I try to use Galois theory to prove quadratic reciprocity, i.e. for primes $l>2$ and $p>2$, $l\ne p$, $$\left(\frac pl\right)\left(\frac lp\right)=(-1)^{\frac{(p-1)(l-1)}{4}}$$
Consider gaussian sum $\displaystyle S=\sum_{x\in \mathbb{F}_l^\times} \left(\frac x l\right)\xi^x $, where $\xi$ is $l-$ primitive root in $\overline{\mathbb F_p}$.
I've work out that $S^2=(-1)^\frac{l-1}2 l$.
If I can prove that $S\in \mathbb F_p$ if and only if $(\frac pl)=1$. Then do a direct calculation of the Legendre notation of $S^2$ can solve the conclusion. But I have trouble proving this proposition.
So the question is:
How to prove: $S\in \mathbb F_p$ if and only if $(\frac pl)=1$ ?

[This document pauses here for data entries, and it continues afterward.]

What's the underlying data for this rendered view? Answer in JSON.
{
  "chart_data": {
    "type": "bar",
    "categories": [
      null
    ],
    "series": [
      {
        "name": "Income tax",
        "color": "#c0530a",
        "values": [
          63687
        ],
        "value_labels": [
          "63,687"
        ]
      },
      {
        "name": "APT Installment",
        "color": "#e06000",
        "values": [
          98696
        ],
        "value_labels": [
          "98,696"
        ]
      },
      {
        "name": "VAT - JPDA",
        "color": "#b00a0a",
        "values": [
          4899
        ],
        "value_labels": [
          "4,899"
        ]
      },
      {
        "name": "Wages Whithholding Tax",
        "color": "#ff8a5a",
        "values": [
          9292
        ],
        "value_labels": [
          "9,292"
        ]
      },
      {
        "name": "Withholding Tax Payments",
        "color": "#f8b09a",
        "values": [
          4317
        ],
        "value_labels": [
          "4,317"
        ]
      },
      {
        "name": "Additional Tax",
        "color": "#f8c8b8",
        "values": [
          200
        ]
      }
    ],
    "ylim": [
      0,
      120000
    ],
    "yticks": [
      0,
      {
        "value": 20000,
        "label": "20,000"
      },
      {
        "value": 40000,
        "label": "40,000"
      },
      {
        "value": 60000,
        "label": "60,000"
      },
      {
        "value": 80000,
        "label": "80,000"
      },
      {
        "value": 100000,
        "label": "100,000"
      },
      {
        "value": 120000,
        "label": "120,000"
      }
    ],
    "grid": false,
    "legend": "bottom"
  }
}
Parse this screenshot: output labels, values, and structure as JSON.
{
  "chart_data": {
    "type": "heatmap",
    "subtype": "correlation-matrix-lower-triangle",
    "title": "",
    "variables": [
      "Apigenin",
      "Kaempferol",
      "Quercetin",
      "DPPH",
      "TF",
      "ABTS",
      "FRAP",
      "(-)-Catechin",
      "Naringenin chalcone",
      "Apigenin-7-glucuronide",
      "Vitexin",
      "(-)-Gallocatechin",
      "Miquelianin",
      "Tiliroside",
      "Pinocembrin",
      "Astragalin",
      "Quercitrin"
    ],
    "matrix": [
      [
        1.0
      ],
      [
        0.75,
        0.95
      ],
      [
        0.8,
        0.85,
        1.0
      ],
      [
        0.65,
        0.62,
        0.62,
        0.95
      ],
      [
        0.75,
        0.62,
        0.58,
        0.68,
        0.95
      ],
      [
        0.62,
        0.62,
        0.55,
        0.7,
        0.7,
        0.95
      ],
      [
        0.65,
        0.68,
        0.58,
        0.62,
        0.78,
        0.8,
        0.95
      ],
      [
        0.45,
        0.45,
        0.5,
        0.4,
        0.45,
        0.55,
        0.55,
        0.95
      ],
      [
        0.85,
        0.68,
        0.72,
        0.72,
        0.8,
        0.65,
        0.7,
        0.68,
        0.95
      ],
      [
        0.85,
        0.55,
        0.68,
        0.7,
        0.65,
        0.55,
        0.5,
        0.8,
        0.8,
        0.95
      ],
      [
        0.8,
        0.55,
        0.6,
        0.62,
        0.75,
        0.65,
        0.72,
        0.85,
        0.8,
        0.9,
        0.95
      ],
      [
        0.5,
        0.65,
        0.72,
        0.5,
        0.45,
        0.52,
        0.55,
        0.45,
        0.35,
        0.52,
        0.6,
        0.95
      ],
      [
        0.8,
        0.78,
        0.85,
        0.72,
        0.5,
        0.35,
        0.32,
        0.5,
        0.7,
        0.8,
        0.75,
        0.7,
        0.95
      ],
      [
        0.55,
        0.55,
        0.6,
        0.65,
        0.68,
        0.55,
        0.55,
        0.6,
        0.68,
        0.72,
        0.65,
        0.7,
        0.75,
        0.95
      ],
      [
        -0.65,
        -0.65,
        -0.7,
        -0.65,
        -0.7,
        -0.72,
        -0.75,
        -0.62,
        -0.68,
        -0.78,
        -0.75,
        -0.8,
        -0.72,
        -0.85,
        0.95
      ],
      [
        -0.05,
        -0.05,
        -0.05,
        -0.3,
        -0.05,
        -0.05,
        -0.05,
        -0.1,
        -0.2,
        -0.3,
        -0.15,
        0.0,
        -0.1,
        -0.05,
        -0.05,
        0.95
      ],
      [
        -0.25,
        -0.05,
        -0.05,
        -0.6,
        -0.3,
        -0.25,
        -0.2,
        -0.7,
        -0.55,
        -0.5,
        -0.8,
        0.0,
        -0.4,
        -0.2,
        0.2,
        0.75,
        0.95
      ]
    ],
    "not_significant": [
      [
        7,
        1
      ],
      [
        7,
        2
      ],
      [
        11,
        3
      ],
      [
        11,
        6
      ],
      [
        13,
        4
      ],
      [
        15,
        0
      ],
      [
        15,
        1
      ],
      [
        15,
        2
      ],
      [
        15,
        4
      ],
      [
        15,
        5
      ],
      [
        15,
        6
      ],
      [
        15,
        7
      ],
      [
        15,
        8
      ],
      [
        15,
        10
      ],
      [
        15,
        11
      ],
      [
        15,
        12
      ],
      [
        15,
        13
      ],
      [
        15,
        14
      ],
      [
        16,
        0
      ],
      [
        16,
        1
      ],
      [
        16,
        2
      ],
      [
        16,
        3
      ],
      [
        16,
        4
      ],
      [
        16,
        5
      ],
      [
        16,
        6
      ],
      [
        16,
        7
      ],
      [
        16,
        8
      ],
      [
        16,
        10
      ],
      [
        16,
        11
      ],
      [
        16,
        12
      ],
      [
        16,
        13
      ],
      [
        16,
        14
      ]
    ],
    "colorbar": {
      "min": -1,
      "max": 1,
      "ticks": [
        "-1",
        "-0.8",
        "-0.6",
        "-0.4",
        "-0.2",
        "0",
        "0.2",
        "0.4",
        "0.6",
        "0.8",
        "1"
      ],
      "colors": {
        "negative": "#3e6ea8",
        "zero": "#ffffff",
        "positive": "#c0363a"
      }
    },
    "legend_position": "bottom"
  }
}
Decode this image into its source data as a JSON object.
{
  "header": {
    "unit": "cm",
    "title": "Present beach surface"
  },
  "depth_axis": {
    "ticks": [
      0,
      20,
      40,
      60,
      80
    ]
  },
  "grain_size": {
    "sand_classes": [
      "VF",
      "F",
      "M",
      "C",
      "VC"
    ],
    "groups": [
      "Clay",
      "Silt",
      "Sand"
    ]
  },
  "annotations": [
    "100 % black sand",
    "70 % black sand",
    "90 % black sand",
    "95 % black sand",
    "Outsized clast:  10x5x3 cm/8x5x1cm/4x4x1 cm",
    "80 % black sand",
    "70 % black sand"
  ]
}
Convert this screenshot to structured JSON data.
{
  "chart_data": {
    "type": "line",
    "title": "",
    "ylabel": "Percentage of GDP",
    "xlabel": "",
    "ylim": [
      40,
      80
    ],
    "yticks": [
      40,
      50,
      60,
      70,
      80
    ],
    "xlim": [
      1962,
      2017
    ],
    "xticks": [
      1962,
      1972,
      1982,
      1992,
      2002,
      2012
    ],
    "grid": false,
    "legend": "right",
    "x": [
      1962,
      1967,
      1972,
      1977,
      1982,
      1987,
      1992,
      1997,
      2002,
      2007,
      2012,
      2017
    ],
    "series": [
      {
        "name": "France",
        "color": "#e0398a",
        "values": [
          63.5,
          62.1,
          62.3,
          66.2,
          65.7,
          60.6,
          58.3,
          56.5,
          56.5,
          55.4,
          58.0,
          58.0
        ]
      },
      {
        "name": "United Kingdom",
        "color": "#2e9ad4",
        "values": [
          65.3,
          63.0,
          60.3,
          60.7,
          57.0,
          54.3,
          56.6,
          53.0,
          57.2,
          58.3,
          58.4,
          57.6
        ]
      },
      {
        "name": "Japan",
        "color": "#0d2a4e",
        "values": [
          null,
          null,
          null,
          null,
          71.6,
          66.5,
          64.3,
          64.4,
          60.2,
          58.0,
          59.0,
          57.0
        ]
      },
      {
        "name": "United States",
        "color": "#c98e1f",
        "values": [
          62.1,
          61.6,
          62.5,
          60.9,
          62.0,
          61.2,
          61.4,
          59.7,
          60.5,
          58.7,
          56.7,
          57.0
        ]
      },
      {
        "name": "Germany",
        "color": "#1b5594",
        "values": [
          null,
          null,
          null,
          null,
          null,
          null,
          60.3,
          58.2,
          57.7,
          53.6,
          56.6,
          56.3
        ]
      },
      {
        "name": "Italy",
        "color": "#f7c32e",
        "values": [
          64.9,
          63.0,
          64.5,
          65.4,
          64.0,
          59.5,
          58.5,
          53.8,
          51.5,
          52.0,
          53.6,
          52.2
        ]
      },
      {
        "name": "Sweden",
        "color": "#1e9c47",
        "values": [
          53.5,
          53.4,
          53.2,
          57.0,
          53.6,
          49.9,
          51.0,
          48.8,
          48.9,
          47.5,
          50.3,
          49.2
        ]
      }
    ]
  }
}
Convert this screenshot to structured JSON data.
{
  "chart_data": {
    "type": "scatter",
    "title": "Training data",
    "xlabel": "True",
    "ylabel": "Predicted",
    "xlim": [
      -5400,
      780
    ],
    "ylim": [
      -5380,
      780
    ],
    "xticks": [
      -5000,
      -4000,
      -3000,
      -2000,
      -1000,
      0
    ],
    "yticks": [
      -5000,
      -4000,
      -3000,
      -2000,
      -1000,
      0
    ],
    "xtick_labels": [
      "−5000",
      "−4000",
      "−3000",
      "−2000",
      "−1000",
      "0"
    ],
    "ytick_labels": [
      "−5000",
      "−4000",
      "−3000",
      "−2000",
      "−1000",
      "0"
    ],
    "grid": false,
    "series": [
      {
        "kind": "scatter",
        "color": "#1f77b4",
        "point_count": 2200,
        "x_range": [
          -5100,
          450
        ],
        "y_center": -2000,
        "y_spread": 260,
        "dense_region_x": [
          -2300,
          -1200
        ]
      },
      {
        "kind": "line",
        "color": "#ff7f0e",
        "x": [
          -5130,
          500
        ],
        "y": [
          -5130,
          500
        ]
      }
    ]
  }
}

Here's a direct way to see this.
As leoli1 remarked in their comment, you mean $ S = \sum_{x \in \mathbb{F}_l}(\frac{x}{l})\xi^x. $ You've correctly realised that the square of $S$ is always $\pm l,$ with the sign depending on $(\frac{-1}{l}).$ The trick is to compute $S^p$ within $\overline{\mathbb{F}_p},$ which gives \begin{align} (\frac{p}{l}) \cdot S &= \sum_{x \in \mathbb{F}_l}(\frac{xp^{-1}}{l})\xi = \sum_{x \in \mathbb{F}_l} (\frac{x}{l})\xi^p = S^p = S \cdot (S^2)^{\frac{p-1}{2}} = \\ &= S \cdot [(-1)^{\frac{l-1}{2}}l]^{\frac{p-1}{2}} = S \cdot (-1)^{\frac{l-1}{2} \cdot \frac{p-1}{2}} \cdot (\frac{l}{p}), \end{align} which is exactly what you need because $S \neq 0.$